Jefferson
(Labrusca, Vinifera)
Jefferson (Plate XXI) is an offspring of Concord crossed with Iona,
and resembles Concord in vigor, productiveness and healthiness of
vine, and Iona in color and quality of fruit. The vine produces its
fruit two weeks later than Concord and is not as hardy, faults that
debar it from taking high rank as a commercial grape. Fortunately the
vines yield readily to laying down for winter p
otection so that even
in commercial plantations it is not difficult to prevent winter
injury. The bunches of Jefferson are large, well-formed, compact with
berries of uniform size and color. The flesh is firm yet tender, juicy
with a rich, vinous flavor and a delicate aroma which persists even
after the berries have dried into raisins. The fruit ships and keeps
well, the berries adhering to the cluster and the fruit retaining its
freshness into late winter. Jefferson is widely distributed and is
well known by viticulturists in eastern America. It is not particular
as to localities, if the season be long and the climate temperate, and
thrives in all soils. The variety originated with J. H. Ricketts,
Newburgh, New York; it fruited first in 1874.

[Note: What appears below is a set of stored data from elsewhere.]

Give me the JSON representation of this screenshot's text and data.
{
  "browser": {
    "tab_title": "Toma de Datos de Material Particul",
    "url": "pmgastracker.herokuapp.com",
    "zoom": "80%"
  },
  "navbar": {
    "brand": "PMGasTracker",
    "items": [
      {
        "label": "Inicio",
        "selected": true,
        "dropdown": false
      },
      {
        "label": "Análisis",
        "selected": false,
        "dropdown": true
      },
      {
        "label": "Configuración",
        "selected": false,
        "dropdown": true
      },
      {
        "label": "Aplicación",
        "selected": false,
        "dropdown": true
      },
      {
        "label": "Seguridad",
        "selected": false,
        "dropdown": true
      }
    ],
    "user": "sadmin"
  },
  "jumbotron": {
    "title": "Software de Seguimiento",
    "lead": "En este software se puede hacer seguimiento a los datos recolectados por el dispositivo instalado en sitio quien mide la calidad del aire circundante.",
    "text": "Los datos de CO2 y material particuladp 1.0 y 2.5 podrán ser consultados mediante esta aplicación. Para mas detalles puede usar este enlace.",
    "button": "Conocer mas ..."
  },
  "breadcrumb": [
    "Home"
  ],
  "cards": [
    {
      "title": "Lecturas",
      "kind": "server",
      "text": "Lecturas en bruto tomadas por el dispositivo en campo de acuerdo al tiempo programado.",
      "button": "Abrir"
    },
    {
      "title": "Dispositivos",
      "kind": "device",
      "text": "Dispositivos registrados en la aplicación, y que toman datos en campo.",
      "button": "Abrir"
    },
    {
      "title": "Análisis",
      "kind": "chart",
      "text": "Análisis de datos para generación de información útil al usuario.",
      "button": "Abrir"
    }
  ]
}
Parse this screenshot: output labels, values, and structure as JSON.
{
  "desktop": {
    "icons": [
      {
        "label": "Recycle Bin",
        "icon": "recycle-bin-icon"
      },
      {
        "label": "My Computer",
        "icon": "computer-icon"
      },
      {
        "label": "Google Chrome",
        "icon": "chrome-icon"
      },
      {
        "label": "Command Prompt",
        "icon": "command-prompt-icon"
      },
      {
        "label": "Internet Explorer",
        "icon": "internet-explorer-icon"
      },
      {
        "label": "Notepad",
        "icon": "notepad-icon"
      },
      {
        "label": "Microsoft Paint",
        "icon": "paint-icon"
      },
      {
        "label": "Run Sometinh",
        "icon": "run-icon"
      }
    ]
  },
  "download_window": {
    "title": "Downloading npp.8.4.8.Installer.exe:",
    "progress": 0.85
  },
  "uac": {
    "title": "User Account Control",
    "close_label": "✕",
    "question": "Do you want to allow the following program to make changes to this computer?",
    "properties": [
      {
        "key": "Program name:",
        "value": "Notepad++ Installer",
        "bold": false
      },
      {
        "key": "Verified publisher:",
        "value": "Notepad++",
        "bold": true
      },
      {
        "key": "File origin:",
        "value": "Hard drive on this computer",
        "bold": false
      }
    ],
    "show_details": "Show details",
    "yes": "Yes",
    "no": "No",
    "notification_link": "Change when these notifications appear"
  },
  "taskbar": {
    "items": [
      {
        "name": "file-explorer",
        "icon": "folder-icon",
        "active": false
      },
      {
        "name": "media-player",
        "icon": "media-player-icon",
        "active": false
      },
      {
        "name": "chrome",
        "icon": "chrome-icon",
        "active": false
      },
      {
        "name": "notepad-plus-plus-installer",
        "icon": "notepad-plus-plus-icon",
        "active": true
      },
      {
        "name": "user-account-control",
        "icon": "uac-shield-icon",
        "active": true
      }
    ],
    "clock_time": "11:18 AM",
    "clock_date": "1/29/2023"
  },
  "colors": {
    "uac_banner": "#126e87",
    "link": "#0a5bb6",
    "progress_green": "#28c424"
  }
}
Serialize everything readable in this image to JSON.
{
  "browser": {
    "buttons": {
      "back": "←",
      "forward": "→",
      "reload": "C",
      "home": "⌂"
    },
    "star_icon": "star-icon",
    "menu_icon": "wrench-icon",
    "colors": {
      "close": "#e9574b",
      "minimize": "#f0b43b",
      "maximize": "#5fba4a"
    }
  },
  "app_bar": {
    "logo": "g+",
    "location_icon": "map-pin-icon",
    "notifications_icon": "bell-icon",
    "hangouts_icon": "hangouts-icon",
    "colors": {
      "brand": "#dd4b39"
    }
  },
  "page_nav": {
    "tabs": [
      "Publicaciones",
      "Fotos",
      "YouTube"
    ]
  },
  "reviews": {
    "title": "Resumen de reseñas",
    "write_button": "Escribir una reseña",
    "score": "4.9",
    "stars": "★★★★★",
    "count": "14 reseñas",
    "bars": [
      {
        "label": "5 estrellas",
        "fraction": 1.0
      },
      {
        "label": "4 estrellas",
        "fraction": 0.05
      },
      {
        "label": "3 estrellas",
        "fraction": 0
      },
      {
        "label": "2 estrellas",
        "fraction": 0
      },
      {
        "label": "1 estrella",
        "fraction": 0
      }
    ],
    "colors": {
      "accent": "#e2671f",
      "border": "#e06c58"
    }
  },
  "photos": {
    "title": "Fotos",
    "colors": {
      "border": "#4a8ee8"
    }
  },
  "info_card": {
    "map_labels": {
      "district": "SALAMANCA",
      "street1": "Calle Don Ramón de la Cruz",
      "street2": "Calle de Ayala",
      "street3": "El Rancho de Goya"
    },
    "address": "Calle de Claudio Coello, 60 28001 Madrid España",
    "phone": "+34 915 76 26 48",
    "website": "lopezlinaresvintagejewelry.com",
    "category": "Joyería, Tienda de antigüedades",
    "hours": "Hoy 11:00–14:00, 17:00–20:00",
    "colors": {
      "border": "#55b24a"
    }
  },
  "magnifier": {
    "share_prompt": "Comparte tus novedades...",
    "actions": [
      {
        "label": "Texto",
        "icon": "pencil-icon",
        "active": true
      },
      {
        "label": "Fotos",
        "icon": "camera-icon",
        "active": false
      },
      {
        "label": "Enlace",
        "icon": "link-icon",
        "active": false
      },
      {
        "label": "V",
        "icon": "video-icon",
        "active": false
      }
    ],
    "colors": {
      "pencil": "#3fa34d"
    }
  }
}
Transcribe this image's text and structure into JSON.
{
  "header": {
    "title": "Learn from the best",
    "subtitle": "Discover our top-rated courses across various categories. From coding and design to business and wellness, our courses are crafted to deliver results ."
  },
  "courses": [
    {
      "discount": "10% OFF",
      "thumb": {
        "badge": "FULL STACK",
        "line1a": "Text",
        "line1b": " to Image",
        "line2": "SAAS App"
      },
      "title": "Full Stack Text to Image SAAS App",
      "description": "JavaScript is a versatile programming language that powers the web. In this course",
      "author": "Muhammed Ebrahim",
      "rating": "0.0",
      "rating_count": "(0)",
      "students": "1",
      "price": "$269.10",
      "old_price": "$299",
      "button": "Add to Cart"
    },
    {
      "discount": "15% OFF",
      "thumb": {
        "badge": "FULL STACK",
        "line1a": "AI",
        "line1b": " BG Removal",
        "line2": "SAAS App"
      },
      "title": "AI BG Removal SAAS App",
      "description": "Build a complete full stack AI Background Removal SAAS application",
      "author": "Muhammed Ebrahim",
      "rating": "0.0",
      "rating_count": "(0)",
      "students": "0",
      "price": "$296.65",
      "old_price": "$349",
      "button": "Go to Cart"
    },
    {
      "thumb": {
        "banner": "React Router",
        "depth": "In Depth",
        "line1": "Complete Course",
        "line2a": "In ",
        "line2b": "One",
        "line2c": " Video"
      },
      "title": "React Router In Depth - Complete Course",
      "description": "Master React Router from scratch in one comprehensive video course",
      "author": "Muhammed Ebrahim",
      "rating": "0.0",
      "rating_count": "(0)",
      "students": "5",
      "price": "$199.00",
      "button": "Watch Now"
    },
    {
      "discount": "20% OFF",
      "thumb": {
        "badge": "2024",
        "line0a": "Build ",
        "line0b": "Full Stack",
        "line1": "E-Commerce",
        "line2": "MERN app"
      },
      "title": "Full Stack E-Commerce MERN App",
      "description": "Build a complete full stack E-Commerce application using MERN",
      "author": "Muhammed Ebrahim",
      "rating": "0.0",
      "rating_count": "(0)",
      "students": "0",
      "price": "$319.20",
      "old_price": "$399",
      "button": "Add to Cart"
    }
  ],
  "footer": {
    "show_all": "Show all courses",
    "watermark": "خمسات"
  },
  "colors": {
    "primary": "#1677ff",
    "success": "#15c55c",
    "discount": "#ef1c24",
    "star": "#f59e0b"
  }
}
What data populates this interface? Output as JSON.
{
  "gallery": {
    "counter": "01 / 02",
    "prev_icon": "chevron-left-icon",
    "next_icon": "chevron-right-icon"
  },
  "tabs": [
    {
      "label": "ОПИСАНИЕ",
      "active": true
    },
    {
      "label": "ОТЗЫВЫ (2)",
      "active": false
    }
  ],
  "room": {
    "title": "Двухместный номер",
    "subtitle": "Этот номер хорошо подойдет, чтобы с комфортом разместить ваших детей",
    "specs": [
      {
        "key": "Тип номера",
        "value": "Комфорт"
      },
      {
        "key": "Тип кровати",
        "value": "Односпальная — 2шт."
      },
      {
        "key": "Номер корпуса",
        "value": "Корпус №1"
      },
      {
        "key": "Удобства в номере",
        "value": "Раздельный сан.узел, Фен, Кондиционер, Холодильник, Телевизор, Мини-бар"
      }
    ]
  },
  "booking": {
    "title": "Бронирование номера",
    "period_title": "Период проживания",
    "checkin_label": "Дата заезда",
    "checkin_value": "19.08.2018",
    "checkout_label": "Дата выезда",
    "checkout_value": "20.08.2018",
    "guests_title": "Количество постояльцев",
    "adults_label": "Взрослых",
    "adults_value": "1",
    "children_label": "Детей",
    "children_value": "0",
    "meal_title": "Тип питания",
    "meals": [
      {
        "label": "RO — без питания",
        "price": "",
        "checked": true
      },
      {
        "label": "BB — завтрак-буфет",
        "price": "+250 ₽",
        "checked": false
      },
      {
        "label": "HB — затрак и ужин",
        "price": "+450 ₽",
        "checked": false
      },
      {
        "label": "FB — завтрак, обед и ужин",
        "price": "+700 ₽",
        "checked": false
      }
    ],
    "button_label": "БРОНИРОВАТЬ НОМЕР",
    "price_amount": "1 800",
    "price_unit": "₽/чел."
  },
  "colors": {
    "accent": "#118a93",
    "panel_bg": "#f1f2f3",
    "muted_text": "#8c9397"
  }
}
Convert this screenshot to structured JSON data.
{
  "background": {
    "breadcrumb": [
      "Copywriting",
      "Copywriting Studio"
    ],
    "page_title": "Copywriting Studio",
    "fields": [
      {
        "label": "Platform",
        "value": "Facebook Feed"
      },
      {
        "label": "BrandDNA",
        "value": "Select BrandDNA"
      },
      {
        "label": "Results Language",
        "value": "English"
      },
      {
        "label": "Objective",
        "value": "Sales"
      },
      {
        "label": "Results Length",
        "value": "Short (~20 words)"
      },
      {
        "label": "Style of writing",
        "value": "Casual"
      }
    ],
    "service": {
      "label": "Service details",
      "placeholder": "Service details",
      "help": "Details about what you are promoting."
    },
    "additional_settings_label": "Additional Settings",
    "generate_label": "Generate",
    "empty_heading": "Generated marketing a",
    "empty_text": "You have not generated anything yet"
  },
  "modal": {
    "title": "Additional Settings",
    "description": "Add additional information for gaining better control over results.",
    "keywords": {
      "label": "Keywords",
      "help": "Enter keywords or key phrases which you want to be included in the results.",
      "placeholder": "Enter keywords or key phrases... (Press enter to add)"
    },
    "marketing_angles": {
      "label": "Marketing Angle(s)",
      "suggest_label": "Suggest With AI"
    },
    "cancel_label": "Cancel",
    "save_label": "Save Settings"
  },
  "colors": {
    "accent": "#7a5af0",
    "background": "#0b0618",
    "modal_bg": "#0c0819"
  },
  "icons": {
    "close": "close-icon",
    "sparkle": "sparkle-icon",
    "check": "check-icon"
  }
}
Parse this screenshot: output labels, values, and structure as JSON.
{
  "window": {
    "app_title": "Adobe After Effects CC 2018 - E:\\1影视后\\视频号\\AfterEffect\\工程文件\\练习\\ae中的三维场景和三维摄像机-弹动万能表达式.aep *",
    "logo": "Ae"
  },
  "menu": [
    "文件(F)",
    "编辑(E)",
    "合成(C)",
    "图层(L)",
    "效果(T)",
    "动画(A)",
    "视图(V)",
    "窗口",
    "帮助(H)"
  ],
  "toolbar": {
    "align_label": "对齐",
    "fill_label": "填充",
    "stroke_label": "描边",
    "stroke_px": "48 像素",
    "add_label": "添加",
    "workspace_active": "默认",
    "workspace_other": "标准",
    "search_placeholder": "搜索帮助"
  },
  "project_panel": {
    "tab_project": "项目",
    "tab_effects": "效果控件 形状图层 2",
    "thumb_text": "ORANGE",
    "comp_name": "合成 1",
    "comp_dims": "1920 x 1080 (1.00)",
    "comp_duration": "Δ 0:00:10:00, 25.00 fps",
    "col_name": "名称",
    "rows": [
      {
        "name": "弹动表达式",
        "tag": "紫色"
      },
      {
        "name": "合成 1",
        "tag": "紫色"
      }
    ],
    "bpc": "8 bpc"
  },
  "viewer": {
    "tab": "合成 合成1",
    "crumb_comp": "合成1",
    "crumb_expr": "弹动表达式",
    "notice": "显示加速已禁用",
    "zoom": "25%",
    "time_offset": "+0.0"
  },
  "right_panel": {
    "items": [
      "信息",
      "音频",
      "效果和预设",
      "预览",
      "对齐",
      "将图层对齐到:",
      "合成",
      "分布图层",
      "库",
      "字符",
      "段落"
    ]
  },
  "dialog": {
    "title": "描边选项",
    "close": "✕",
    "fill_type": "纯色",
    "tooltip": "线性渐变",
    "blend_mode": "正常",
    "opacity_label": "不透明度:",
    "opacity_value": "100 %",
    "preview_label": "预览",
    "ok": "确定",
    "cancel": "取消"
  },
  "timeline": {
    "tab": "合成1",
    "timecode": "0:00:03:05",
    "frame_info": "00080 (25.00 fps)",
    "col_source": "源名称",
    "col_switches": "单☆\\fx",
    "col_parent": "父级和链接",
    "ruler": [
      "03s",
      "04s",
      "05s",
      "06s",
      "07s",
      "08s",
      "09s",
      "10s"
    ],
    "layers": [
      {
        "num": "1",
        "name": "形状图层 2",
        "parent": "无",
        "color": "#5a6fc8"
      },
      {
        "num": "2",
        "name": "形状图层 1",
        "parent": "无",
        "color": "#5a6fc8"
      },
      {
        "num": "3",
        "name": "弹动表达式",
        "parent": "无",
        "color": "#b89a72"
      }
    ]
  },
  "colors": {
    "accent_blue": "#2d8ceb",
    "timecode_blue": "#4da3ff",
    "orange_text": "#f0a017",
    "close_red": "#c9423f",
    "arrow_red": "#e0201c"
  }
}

Vine vigorous, healthy, doubtfully hardy, productive. Canes short,
numerous, light to dark brown; nodes enlarged, round; internodes
short; tendrils intermittent, short, bifid or trifid. Leaves
healthy; upper surface light green, older leaves rugose; lower
surface pale green, strongly pubescent; leaf usually not lobed
with terminus acute; petiolar sinus narrow, sometimes closed and
overlapping; basal sinus usually absent; lateral sinus shallow,
often a mere notch; teeth regular, shallow. Flowers self-fertile,
open late; stamens upright.
Fruit late, keeps and ships well. Clusters large, cylindrical,
usually single-shouldered, sometimes double-shouldered, compact;
pedicel short, slender with a few inconspicuous warts; brush long,
slender, pale yellowish-green. Berries medium in size, oval, light
and dark red, glossy with thin bloom, persistent, very firm; skin
thick, tough, free, slightly astringent; flesh light green,
translucent, juicy, coarse-grained, tender, vinous; good to best.
Seeds free, one to four, broad, short, blunt, plump, brown.